I want to make it possible to have different analyzers for some of the underlying fields without losing the cross_fields
functionality. I can see in the documentation on this that it explains that only fields with the same analyzer can be grouped together into one big field.
Since this is a decision that has been made intentionally and documented, I'm assuming there is a good reason behind it - I'm just wondering if someone familiar with the codebase can explain it in more detail and suggest any workarounds that might exist.

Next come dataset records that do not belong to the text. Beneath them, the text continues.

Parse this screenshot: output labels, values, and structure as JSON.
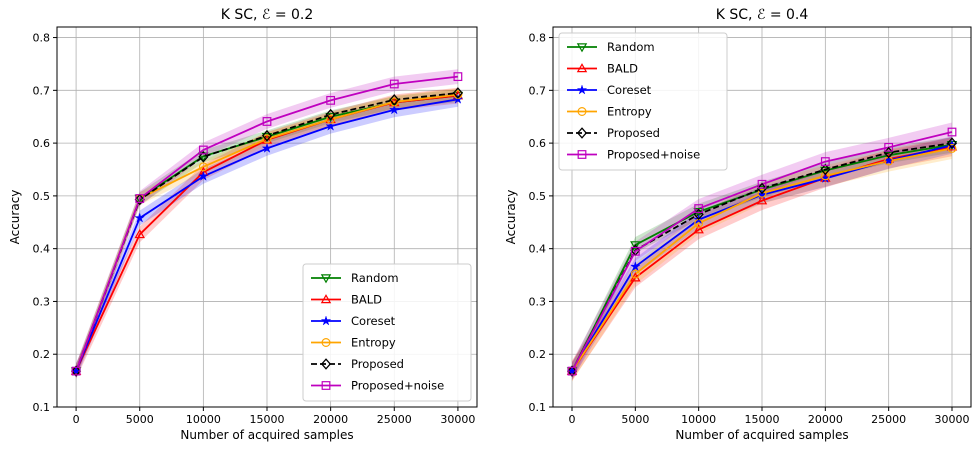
{
  "chart_data": [
    {
      "type": "line",
      "title": "K SC, ℰ = 0.2",
      "xlabel": "Number of acquired samples",
      "ylabel": "Accuracy",
      "xlim": [
        -1500,
        31500
      ],
      "ylim": [
        0.1,
        0.82
      ],
      "xticks": [
        0,
        5000,
        10000,
        15000,
        20000,
        25000,
        30000
      ],
      "yticks": [
        0.1,
        0.2,
        0.3,
        0.4,
        0.5,
        0.6,
        0.7,
        0.8
      ],
      "grid": true,
      "legend_position": "lower-right",
      "x": [
        0,
        5000,
        10000,
        15000,
        20000,
        25000,
        30000
      ],
      "series": [
        {
          "name": "Random",
          "color": "#008000",
          "marker": "triangle-down",
          "dashed": false,
          "values": [
            0.168,
            0.495,
            0.575,
            0.612,
            0.65,
            0.677,
            0.69
          ],
          "band": 0.012
        },
        {
          "name": "BALD",
          "color": "#ff0000",
          "marker": "triangle-up",
          "dashed": false,
          "values": [
            0.168,
            0.427,
            0.545,
            0.606,
            0.645,
            0.677,
            0.69
          ],
          "band": 0.015
        },
        {
          "name": "Coreset",
          "color": "#0000ff",
          "marker": "star",
          "dashed": false,
          "values": [
            0.168,
            0.458,
            0.537,
            0.59,
            0.632,
            0.663,
            0.683
          ],
          "band": 0.014
        },
        {
          "name": "Entropy",
          "color": "#ffa500",
          "marker": "circle",
          "dashed": false,
          "values": [
            0.168,
            0.495,
            0.555,
            0.608,
            0.645,
            0.678,
            0.692
          ],
          "band": 0.012
        },
        {
          "name": "Proposed",
          "color": "#000000",
          "marker": "diamond",
          "dashed": true,
          "values": [
            0.168,
            0.493,
            0.574,
            0.614,
            0.654,
            0.682,
            0.695
          ],
          "band": 0.0
        },
        {
          "name": "Proposed+noise",
          "color": "#bf00bf",
          "marker": "square",
          "dashed": false,
          "values": [
            0.168,
            0.495,
            0.587,
            0.641,
            0.681,
            0.712,
            0.726
          ],
          "band": 0.014
        }
      ]
    },
    {
      "type": "line",
      "title": "K SC, ℰ = 0.4",
      "xlabel": "Number of acquired samples",
      "ylabel": "Accuracy",
      "xlim": [
        -1500,
        31500
      ],
      "ylim": [
        0.1,
        0.82
      ],
      "xticks": [
        0,
        5000,
        10000,
        15000,
        20000,
        25000,
        30000
      ],
      "yticks": [
        0.1,
        0.2,
        0.3,
        0.4,
        0.5,
        0.6,
        0.7,
        0.8
      ],
      "grid": true,
      "legend_position": "upper-left",
      "x": [
        0,
        5000,
        10000,
        15000,
        20000,
        25000,
        30000
      ],
      "series": [
        {
          "name": "Random",
          "color": "#008000",
          "marker": "triangle-down",
          "dashed": false,
          "values": [
            0.168,
            0.407,
            0.47,
            0.512,
            0.548,
            0.577,
            0.597
          ],
          "band": 0.015
        },
        {
          "name": "BALD",
          "color": "#ff0000",
          "marker": "triangle-up",
          "dashed": false,
          "values": [
            0.168,
            0.345,
            0.436,
            0.491,
            0.534,
            0.57,
            0.593
          ],
          "band": 0.018
        },
        {
          "name": "Coreset",
          "color": "#0000ff",
          "marker": "star",
          "dashed": false,
          "values": [
            0.168,
            0.366,
            0.455,
            0.502,
            0.533,
            0.567,
            0.596
          ],
          "band": 0.016
        },
        {
          "name": "Entropy",
          "color": "#ffa500",
          "marker": "circle",
          "dashed": false,
          "values": [
            0.168,
            0.352,
            0.448,
            0.505,
            0.538,
            0.566,
            0.59
          ],
          "band": 0.02
        },
        {
          "name": "Proposed",
          "color": "#000000",
          "marker": "diamond",
          "dashed": true,
          "values": [
            0.168,
            0.397,
            0.465,
            0.514,
            0.55,
            0.582,
            0.6
          ],
          "band": 0.0
        },
        {
          "name": "Proposed+noise",
          "color": "#bf00bf",
          "marker": "square",
          "dashed": false,
          "values": [
            0.168,
            0.395,
            0.476,
            0.522,
            0.565,
            0.592,
            0.621
          ],
          "band": 0.018
        }
      ]
    }
  ]
}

Ideally what I'd like is for the following to work:
PUT synonym-cross-fields
{
"mappings": {
"properties": {
"forename": { "type": "text", "search_analyzer": "synonym" },
"lastname": { "type": "text" }
}
},
"settings": {
"index": {
"analysis": {
"filter": {
"synonym_graph": {
"type": "synonym_graph",
"lenient": true,
"synonyms": ["Mike,Michael"]
}
},
"analyzer": {
"synonym": {
"tokenizer": "standard",
"filter": ["synonym_graph", "lowercase"]
}
}
}
}
}
}
PUT synonym-cross-fields/_doc/1
{
"forename": "michael",
"lastname": "greene"
}
GET synonym-cross-fields/_search
{
"query": {
"query_string": {
"default_operator": "AND",
"type": "cross_fields",
"fields": ["forename","lastname"],
"query": "Mike Greene"
}
}
}
What I naively would expect would be a sensible implementation is for the above query to look like is
+blended(terms:[forename:mike, forename:michael, lastname:mike])
+blended(terms:[forename:greene, lastname:greene])
When actually the different analyzers cause the query to be organized by field rather than by term.
(+Synonym(forename:michael forename:mike) +forename:greene)
|
(+lastname:michael +lastname:greene)
In the case of synonyms, I can work around this by applying the analysis at index time and then using "analyzer": "standard"
on my query_string_query
. While this workaround is fine for my synonyms, it only works in this case because both the "standard" and "synonym" tokens are in the index. This workaround doesn't work for other analyzers where the "standard" tokens do not match the customized tokens (e.g. uax_url_email_tokenizer
only emits a single token for an email so this workaround fails).
I am assuming the functionality is designed this way because each analyzer maps the whole query string to an independent sequence of tokens (rather than being a map from a single token to a sequence of tokens). This probably makes it impossible to generically align the tokens from different analyzers.
A potential different way to group fields (tokenizer instead of analyzer)
Considering my specific use case makes me wonder whether the cross_fields
grouping could be applied at the tokenizer level instead. This wouldn't solve every case but would solve the synonym use case providing the synonym analyzer also used the standard tokenizer. In this case, the logic for cross_fields
would be to apply the tokenization, group the query around these starting tokens, and then within these groups apply the synonym expansions where relevant.